“If this guy is spending all day with my daughter, I think I deserve to know what he looks like. Just in case.”
I rolled my eyes. “I’ll send you a picture. We took some photos yesterday.”
“That’s my girl.”
When I was off the phone with Dad, I spent a few minutes tidying up the few personal effects I had around Eivind’s room.
I wandered into the cockpit to look for Jonas. He sat in the shade, a black bucket at his feet and an old towel spread out on the bench.
“Hallo,” he said. “How are your parents?”
“Good. Dad said to say thank you for letting me go through the canal with you.”
Jonas smiled at me. “They are welcome. You were a good crew.”
“Even if I didn’t do anything?” I grinned.
Shrugging, Jonas said, “Everybody did something. You may not have handled lines, but you helped where you could. It is hard to throw people together in close places, but having you here has been good.”
“Thank you. What are you doing?”
“This is the winch.” He pointed to the bucket. I peered in and at the bottom was a collection of metal parts, gears, and pins, covered in a layer of water: the guts that made the winch work. “It needs to be taken apart and cleaned every so often. This one I had not had time to clean before the canal.”
“Can I help?” I asked.
“Sure. Take a rag here, and take a part out of the bucket and clean and dry it. Then lay it here on the towel.”
“What’s in the bucket?”
“Baking soda and vinegar. There is grease on many of the parts, and it helps to cut the grease.”
“Cool,” I said. I picked up one of the pieces and began to work, using my short fingernails wrapped with the rag to clean the old black grease out of the gears.
“What about you? What do you think of the crew?” Jonas finished cleaning a piece and set it down on the towel between us.
“Well, I like Eivind.”
Jonas snorted. “I heard.”
My face went scarlet. “Oh. My. God. We try to be quiet!”
“Lila.” Jonas laughed. “It is not that bad. We live on a boat, there is only so much space, and we get used to very little personal distance pretty quickly. It happens.”

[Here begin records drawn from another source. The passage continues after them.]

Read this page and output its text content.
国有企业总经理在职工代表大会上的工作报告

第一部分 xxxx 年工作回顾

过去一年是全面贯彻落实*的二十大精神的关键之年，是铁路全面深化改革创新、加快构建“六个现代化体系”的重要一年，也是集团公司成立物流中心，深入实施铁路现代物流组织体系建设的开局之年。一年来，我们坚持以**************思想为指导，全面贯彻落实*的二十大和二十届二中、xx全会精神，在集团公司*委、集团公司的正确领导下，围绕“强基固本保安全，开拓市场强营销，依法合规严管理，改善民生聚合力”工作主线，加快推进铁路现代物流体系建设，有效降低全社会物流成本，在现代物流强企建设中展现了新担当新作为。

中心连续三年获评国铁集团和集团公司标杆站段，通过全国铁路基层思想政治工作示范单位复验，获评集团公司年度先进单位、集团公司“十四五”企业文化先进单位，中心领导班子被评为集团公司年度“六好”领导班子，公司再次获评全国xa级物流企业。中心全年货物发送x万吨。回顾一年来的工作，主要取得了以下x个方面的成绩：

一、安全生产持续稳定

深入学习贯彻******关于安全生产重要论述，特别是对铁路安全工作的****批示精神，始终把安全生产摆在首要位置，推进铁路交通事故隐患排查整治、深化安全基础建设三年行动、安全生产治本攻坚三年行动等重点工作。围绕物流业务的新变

“Still. That’s mortifying. I didn’t realize you were such a perv, Jonas.”
He laughed again.
“Honestly, it kind of surprises me to have as little drama as you do. Especially with a bunch of young, attractive single people.” We both went quiet. “What about you and Elayna?” I asked him.
Jonas sighed. “Nothing. We have not done anything in a while.”
I hummed in sympathy.
“Actually,” Jonas started. “Would you be okay with moving into Eivind’s room? And Elayna can go back to her bunk?”
“Yeah, no worries. Sorry about that.”
Jonas waved a hand. “It is okay. But maybe it is best if Elayna and I do not share a room anymore.”